Jadi, di satu sisi, Departemen Pendidikan Nasional (Depdiknas) telah melakukan pekerjaannya dengan baik, dan disisi lain, tampaknya ada beberapa masalah di system pendidikan kita, yang mana tanpa disadari menempatkan orang tua murid di Singapura, bersama dengan sekolah anak yang kurang mampu, ditempat yang tidak pasti untuk menghadapi dilemma yang tidak ada akhirnya mengenai les ataupun camp motivasi.

Yang menarik, seperti yang dilaporkan oleh surat kabar local, dan menilai dari banyaknya iklan testimoni dari camp motivasi, guru les, pengajar atau pelatih sukses, ternyata menghasilkan hasil akademik yang sangat baik dari siswa-siwa yang ikut berpartisipasi.

Yang terpenting,para siswa yang ikut berpartisipasi juga mendapatkan pengalaman hidup yang berharga untuk mengembangkan diri mereka sendiri agar mampu menuntun hidup mereka menjadi lebih maju lagi kedepannya.

Dari yang saya lihat, guru les dan pelatih sukses ini udah pasti menguasai dan menyampaikan tehnik-tehnik untuk mencapai akademik yang sukses kepada siswa-siswanya. Yang mengejutkan saya dari perkembangan ini adalah bagaimana guru-guru sekolah kita tidak ingin belajar dan memanfaatkan hal tersebut untuk membantu siswa-siswanya disekolah.

Sepemahaman saya dari track record iklan (di website), banyak sekolah dalam beberapa tahun ini mensponsori semacam camp motivasi bagi siswa-siswanya di tempat mereka.

Disisi lain, saya telah mencatat bahwa di pasaran, banyak sekali buku bagus, yang diterbitkan secara local dan/atau ditulis oleh penulis local, mengenai tehnik-tehnik mencapai akademik yang sukses bagi para siswa ataupun untuk para guru.

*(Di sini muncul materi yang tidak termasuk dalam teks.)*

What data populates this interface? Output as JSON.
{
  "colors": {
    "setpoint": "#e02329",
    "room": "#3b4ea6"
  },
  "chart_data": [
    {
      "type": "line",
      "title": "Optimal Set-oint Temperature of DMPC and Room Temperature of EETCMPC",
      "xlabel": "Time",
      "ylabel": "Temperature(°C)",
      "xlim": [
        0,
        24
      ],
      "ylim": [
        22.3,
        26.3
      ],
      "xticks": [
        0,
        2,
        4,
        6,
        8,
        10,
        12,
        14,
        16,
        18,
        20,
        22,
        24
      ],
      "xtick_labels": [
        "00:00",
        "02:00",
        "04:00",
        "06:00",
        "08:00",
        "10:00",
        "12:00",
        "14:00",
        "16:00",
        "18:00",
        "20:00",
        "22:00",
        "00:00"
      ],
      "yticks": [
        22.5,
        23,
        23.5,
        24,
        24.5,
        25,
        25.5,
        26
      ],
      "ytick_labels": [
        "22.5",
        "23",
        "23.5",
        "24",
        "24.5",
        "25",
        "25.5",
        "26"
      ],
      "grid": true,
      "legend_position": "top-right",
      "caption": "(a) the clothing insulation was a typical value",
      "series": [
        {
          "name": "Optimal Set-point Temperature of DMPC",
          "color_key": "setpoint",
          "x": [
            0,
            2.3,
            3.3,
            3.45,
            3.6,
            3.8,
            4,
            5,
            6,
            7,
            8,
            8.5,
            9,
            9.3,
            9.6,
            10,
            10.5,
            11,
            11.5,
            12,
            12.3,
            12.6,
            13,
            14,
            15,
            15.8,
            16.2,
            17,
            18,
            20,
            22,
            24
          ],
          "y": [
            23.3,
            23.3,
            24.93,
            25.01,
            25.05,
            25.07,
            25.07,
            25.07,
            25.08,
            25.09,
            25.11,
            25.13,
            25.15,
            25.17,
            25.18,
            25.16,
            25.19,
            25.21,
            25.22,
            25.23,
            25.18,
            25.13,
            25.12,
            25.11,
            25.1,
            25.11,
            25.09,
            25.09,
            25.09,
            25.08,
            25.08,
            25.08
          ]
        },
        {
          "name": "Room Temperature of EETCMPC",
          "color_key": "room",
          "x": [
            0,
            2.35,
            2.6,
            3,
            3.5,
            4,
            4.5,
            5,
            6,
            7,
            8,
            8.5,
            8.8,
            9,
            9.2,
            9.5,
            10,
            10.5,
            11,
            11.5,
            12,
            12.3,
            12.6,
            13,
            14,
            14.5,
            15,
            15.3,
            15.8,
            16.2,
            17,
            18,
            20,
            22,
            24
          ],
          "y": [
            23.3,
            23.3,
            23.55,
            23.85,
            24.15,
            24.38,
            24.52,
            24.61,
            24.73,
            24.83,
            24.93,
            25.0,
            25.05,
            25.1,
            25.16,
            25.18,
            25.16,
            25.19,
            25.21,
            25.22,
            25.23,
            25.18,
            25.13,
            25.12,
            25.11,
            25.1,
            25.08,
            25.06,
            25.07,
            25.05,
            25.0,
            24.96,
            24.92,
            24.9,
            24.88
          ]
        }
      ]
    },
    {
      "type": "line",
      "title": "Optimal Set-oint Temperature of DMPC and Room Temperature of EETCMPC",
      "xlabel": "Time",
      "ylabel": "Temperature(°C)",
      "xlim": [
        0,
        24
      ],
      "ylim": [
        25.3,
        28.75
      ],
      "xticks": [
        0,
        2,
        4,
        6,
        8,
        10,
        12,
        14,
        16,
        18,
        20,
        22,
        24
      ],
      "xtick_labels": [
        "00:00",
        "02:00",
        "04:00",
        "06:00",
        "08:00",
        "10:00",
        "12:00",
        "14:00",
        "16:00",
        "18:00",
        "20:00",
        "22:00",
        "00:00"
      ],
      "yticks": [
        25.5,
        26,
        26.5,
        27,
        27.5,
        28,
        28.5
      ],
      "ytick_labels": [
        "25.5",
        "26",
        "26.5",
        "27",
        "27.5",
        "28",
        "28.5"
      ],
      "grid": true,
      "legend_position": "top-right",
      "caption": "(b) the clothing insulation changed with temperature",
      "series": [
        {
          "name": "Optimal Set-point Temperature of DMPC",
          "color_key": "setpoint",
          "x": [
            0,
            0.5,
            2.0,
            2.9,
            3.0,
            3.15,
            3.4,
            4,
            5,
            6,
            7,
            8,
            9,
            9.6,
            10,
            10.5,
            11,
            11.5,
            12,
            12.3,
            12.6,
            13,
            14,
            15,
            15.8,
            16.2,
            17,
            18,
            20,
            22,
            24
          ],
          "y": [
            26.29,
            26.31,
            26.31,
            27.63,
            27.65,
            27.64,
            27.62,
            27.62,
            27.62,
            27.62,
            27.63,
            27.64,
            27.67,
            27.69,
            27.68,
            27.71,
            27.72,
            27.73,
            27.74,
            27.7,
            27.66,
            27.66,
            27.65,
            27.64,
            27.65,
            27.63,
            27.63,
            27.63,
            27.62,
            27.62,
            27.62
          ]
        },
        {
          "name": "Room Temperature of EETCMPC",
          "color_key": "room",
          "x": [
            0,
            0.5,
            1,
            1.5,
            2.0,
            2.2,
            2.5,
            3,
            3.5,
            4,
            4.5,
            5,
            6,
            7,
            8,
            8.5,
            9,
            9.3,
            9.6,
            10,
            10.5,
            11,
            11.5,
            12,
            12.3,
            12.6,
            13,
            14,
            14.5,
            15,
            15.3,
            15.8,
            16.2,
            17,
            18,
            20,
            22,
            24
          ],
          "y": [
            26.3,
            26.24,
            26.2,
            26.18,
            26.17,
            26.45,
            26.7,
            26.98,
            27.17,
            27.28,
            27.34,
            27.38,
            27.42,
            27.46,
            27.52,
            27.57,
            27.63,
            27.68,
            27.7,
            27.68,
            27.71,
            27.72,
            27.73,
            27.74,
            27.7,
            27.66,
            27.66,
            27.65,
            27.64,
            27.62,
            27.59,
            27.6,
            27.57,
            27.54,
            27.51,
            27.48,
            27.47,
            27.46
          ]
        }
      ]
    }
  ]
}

Saya akan menyebutkan beberapa:
- 'Secrets of Success: Singapore's Top O & A Level Students Reveal How They Got Their Super Scores', oleh H Sidhu;
- 'Breeze Through Exam: The Art of Passing with Flying Colours', oleh Dr Low Guat Tin;
- 'How to Get Good Grades & Still Keep Your Fabulous Reputation as a Cool Person', oleh Kris Bearss;
- '60 Strategies for Success in School: How to be a A Student & More!', oleh Ho Wai Luen;
- 'The Learning Roadmap: A Framework for Learning in the New Economy', oleh Lance Ng;
- 'I am Gifted, So Are You', oleh Adam Khoo;
- 'The Art of Studying: From School to University & Beyond' oleh Anthony Lee;
- 'Make Memory Work for You', oleh Dr Daniel Theyagu;
- 'Guide to Success in Studies Without Tears & Fears', oleh Dr Daniel Theyagu;
- 'Scholar's Secrets', oleh George Tan;
- 'Deeper than the Ocean', oleh Brian Caswell & David Chiem (foreign authors of the 'MindChamps' fame, but the book is published locally);
- 'The Joys & Pains of Growing Up', oleh Peter Lau;

[Catatan: Judul buku-buku local ini saya ambil dari koleksi pribadi saya. Dan saya senang dapat mendukung penulis local. Banyak dari para penulis dikenal sebagai pengajar yang handal. Buku-buku mereka memang ditargetkan bagi para siswa, tetapi mereka juga memberikan tips dan saran yang berharga bagi para guru. Saya rasa banyak buku yang saya sebutkan diatas sudah tidak diterbitkan lagi.]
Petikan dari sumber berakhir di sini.